Rupanya, terlepas dari pilihan sang sutradara untuk membungkus kelamnya kondisi sosio-politik dengan pembawaan yang hangat, kisah ini tampaknya masih tidak bisa lepas dari hal kelam lainnya – tentang lingkaran setan yang terbentuk antara si ayah dan Jacobo, serta masyarakat di sekitar mereka. Si ayah yang melalui gelagatnya, terindikasi terlibat dalam tindak kekerasan dan konflik bersenjata, secara tidak langsung membentuk wacana tentang kekerasan, yang nantinya akan dibincangkan oleh anaknya dan masyarakat. Perbincangan tersebut, alih-alih dianulir atau dijelaskan oleh si ayah, malah dibiarkan begitu saja.
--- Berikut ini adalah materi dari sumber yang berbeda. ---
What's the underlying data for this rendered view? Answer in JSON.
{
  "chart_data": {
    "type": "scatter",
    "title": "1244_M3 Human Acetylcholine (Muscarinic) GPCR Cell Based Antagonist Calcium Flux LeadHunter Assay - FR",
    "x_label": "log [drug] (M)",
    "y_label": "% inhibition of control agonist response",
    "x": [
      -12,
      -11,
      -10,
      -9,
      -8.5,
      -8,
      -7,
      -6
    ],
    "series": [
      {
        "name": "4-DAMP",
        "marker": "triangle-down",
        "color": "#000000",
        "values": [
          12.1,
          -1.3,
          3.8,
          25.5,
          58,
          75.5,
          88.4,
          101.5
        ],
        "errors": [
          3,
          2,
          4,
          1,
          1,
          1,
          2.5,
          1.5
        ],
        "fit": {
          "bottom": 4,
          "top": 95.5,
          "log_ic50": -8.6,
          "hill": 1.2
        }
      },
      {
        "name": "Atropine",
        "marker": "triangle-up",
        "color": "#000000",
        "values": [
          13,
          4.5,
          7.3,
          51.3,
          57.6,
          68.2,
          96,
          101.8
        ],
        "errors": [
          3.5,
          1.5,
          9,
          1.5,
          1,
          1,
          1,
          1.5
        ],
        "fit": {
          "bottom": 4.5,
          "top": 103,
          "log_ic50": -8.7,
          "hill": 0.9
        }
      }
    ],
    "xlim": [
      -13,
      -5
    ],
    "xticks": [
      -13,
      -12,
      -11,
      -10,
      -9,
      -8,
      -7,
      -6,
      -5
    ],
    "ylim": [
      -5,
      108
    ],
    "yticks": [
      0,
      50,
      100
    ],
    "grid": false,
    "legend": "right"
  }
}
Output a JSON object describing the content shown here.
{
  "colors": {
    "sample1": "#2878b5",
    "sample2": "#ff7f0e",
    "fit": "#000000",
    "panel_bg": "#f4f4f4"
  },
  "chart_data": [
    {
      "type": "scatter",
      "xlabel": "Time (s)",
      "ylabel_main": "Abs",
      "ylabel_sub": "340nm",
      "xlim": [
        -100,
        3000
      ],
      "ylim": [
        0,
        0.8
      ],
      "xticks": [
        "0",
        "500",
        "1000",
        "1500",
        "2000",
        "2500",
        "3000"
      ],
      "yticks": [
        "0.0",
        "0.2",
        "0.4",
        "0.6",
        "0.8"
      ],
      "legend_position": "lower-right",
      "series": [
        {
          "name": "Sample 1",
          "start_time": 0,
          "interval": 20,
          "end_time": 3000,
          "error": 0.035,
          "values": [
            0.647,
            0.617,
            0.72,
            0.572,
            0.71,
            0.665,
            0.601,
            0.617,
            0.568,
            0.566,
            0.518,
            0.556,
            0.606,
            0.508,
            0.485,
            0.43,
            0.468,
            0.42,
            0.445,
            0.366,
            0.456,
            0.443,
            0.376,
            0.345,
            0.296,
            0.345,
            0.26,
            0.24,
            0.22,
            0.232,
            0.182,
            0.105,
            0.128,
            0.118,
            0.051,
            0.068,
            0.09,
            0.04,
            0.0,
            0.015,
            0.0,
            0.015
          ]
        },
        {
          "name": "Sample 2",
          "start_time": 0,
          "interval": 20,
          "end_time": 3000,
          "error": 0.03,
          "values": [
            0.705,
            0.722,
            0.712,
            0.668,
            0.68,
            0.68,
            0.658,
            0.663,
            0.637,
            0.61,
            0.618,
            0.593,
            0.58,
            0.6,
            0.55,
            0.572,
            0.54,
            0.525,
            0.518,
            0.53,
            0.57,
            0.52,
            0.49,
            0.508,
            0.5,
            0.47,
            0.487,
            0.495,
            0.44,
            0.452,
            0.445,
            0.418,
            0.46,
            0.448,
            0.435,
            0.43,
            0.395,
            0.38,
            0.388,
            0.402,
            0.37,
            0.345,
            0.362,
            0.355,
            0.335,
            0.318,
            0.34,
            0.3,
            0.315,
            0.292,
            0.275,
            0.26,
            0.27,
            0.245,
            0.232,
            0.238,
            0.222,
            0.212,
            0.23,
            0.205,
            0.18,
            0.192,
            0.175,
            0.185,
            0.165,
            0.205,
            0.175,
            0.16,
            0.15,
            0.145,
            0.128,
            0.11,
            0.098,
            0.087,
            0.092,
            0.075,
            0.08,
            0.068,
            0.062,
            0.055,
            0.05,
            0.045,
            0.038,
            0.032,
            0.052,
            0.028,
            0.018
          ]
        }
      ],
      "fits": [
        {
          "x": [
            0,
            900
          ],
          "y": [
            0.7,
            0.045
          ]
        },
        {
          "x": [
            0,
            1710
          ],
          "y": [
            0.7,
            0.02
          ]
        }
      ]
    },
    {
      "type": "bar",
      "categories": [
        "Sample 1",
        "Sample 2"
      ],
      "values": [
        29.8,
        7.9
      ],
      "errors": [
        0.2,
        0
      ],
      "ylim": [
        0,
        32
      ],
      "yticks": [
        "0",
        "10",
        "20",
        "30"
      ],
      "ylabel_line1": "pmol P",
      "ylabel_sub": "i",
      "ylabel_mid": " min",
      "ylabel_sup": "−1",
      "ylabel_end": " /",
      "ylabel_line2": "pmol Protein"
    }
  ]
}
Sebuah pola yang begitu kompleks dan berpotensi menimbulkan diskusi yang menarik pasca menonton.
Pembacaan di atas juga dapat diinterpretasikan melalui judul filmnya. “Zarzal”, adalah salah satu nama kota di Kolombia, tempat cerita ini kemungkinan berlangsung. Namun dalam bahasa Spanyol, bahasa resmi Kolombia, “Zarzal” juga berarti semak berduri atau semak belukar. Beberapa jenis semak berduri, seperti Lantana Camara, memiliki bunga yang indah, namun dapat merusak ekosistem karena sifat invasifnya yang mampu menumbangkan tanaman asli. Jika diabaikan atau dibiarkan begitu saja, tanaman ini dapat tumbuh liar dan tersebar dengan mudah melalui bijinya. Maka sejalan dengan konsep semak berduri ini, film pendek Zarzal (2022) dengan pembawaannya yang indah, menunjukkan sebuah fenomena dari pengabaian wacana tentang kekerasan, yang barangkali memiliki potensi untuk dilanggengkan atau dibiarkan tumbuh liar.
Namun, jika diizinkan untuk memaknai film pendek ini lebih sederhana, saya akan memilih shot pertama dan terakhirnya. Shot seorang pria dan anaknya yang mendorong gerobak; serta shot jalan yang tak tahu ada di mana, dan akan pergi kemana. Sebuah film tentang keluarga, serta hal-hal yang disembunyikan di baliknya.